遺跡の調査は広島県側で調査が行われており、多くの成果があるが、岩国市側の遺跡範囲では広島県教育委員会によってわずかな試掘が行われたのみである。

阿品遺跡

岩国市史では、西ヶ尾遺跡と記述されている。平成5年(1993)に試掘調査が行われ、竪穴住居跡、土坑跡が確認された。出土した押型文土器から縄文時代早期後半(約7,000年前)の遺跡と考えられる。

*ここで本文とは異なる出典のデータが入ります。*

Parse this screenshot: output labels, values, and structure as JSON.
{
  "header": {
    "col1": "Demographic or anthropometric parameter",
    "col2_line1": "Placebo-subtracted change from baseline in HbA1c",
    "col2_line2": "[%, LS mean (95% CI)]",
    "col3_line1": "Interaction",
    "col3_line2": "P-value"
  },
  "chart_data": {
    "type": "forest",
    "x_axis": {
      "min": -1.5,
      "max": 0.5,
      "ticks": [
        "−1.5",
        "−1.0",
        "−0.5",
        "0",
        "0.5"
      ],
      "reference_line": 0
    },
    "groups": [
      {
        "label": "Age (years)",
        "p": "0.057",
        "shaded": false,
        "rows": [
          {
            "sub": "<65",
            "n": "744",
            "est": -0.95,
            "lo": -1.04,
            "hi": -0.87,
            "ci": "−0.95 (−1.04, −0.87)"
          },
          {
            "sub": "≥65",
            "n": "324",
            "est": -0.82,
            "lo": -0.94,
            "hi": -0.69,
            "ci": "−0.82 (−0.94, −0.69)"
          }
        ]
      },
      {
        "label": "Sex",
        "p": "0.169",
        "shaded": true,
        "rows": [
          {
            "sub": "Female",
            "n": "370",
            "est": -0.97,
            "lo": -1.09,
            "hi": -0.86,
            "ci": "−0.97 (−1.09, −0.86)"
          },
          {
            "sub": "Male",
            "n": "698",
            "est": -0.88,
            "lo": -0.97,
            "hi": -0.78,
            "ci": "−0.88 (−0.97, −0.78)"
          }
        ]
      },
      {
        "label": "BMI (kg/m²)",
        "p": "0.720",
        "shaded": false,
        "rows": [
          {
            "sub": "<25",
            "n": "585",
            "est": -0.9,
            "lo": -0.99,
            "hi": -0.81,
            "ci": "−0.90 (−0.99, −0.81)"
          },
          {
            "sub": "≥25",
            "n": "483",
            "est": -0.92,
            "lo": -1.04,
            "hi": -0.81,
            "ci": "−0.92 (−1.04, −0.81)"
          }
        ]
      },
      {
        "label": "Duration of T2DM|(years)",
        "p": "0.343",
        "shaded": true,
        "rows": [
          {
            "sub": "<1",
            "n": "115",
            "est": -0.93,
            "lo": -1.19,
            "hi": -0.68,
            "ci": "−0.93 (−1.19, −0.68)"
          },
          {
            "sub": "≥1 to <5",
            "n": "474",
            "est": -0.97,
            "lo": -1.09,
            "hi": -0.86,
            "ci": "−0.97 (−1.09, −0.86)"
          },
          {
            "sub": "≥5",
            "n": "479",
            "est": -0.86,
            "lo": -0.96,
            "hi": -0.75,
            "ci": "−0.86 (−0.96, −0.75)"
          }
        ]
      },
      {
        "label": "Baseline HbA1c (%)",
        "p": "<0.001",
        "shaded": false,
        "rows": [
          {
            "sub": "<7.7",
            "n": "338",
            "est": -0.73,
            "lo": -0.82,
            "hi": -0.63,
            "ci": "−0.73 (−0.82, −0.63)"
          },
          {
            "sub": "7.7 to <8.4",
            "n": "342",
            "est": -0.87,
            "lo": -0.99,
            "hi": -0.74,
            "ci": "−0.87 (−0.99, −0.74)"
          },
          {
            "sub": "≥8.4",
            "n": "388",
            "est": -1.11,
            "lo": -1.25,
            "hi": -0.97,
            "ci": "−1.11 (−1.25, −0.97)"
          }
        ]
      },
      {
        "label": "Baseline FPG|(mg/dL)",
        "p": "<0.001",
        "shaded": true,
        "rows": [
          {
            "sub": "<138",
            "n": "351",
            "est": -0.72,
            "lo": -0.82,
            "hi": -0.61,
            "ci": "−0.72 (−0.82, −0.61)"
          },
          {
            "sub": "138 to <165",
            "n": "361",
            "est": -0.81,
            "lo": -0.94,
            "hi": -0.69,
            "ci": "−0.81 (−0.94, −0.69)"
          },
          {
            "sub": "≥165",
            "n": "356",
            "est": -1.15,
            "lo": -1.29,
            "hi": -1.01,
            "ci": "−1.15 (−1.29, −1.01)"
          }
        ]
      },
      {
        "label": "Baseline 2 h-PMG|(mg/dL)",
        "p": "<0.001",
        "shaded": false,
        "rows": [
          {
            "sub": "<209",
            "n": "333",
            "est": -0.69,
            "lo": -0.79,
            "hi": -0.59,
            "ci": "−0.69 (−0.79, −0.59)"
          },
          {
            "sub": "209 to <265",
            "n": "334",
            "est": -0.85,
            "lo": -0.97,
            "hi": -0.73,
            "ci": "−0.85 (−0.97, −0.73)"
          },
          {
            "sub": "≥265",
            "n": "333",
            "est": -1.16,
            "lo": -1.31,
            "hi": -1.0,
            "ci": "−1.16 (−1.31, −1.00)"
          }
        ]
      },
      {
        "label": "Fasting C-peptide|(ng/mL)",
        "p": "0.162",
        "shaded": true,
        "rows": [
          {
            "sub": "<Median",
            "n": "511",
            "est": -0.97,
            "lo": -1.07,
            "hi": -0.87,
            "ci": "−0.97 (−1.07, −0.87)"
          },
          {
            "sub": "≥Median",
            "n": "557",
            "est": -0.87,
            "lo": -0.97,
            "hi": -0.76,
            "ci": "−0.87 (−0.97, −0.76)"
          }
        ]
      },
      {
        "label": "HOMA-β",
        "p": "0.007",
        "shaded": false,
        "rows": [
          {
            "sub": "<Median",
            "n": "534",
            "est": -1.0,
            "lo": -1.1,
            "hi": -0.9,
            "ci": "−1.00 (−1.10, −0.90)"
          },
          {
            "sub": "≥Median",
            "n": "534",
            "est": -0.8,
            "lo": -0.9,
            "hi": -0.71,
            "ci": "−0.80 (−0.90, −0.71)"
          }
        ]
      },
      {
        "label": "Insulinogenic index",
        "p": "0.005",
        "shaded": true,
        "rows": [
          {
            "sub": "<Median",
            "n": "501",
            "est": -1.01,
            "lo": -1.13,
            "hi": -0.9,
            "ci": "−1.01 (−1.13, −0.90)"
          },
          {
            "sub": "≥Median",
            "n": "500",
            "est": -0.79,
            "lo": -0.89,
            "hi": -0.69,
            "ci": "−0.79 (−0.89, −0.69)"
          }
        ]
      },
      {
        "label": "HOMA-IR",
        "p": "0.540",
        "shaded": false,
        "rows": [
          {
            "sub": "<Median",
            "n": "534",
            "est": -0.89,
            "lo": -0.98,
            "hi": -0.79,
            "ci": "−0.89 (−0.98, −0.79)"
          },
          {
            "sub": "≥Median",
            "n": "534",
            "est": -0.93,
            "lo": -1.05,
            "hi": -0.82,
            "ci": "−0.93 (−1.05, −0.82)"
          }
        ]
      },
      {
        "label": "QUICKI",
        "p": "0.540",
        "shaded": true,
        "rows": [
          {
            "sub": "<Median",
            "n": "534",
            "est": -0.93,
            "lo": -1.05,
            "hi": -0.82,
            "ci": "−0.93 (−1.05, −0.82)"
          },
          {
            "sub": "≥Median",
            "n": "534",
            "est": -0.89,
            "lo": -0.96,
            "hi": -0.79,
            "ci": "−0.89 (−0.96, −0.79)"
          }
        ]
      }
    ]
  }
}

また出土した石器や剥片の多くは安山岩製で、冠高原から採取された石材である。

用田遺跡

旧石器から古墳時代にかけての複合遺跡であるが、発掘調査が行われていないため、詳細は不明である。旧石器時代の遺物としては有舌尖頭器が見つかっている。縄文時代の遺物としては晩期の土器が多く、石器は掻器や削器、石鏃などが見つかっている。

芹田遺跡

広瀬高校(現、山口県立岩国高校広瀬分校)の農場の用水路建設の際に出土したもので、縄文時代後期の土器が主体を占めている。

宇佐平遺跡

ほ場整備事業によって、遺物が採集されている。縄文土器、石器には冠高原の安山岩のほか黒曜石も含まれており、隠岐島産と推測され山陰地域との交流を伺える

阿賀正下遺跡

定角式の磨製石斧が採取されている。石材は輝石安山岩である。